Stripe buys back shares at $106.7B valuation; Sequoia marks up $861M stake from $70B

Sep 24, 2025

Key Points

  • Stripe buys back shares from venture investors at a $106.7B valuation, up 52% from its $70B valuation a year ago.
  • Sequoia Capital's $861M stake purchased in 2024 receives a markup in the secondary transaction, delivering early returns without an IPO.
  • The buyback signals a shift in late-stage venture outcomes, where companies satisfy investor liquidity through structured secondaries rather than traditional public exits.

Summary

Stripe is buying back shares from venture investors at a $106.7B valuation, up from its last known private round at $70B. Sequoia Capital purchased $861M in shares during 2024 at that lower valuation and is receiving a markup in the transaction.
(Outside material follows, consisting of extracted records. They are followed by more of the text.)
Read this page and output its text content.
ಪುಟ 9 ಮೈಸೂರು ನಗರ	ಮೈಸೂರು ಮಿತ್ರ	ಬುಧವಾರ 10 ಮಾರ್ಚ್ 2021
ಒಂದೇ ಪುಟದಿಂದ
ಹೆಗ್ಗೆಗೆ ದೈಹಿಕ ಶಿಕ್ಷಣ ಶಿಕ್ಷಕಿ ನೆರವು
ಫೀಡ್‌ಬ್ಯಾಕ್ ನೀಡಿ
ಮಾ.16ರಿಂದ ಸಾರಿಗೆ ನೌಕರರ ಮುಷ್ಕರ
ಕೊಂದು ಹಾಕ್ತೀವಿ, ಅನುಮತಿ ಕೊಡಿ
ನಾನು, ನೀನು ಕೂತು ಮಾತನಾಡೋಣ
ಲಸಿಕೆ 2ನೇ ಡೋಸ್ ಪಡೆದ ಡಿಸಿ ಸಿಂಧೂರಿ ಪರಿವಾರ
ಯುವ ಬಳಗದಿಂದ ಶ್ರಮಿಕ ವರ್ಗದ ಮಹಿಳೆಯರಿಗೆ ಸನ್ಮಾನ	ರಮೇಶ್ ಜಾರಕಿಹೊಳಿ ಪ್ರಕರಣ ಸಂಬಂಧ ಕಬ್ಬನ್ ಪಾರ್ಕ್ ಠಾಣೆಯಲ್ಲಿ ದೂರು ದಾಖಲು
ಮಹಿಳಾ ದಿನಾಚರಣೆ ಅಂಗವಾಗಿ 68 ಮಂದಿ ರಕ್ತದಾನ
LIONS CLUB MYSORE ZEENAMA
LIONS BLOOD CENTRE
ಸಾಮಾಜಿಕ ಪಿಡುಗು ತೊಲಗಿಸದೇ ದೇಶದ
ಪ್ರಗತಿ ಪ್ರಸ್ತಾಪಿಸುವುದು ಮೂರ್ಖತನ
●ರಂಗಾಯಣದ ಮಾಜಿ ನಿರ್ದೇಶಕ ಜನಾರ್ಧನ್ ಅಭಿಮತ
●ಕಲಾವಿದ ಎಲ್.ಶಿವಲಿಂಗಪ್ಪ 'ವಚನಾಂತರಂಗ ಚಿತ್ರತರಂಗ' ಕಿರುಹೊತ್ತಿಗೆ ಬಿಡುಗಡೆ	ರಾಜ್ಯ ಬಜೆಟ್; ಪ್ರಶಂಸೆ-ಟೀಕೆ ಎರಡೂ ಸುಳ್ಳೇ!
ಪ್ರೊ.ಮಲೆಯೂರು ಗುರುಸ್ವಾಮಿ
The buyback allows Stripe to deliver returns to early backers while remaining private indefinitely. The company has operated without a public offering despite reaching unicorn status years ago, instead relying on secondary transactions and internal cash generation to manage shareholder liquidity. The jump from $70B to $106.7B in roughly a year reflects confidence in the payments platform's growth trajectory, though Stripe has not disclosed financial metrics or timelines for a potential IPO.

This reflects a broader shift in late-stage venture outcomes. Companies can now satisfy investor return expectations through structured buybacks and secondary markets instead of traditional exit events.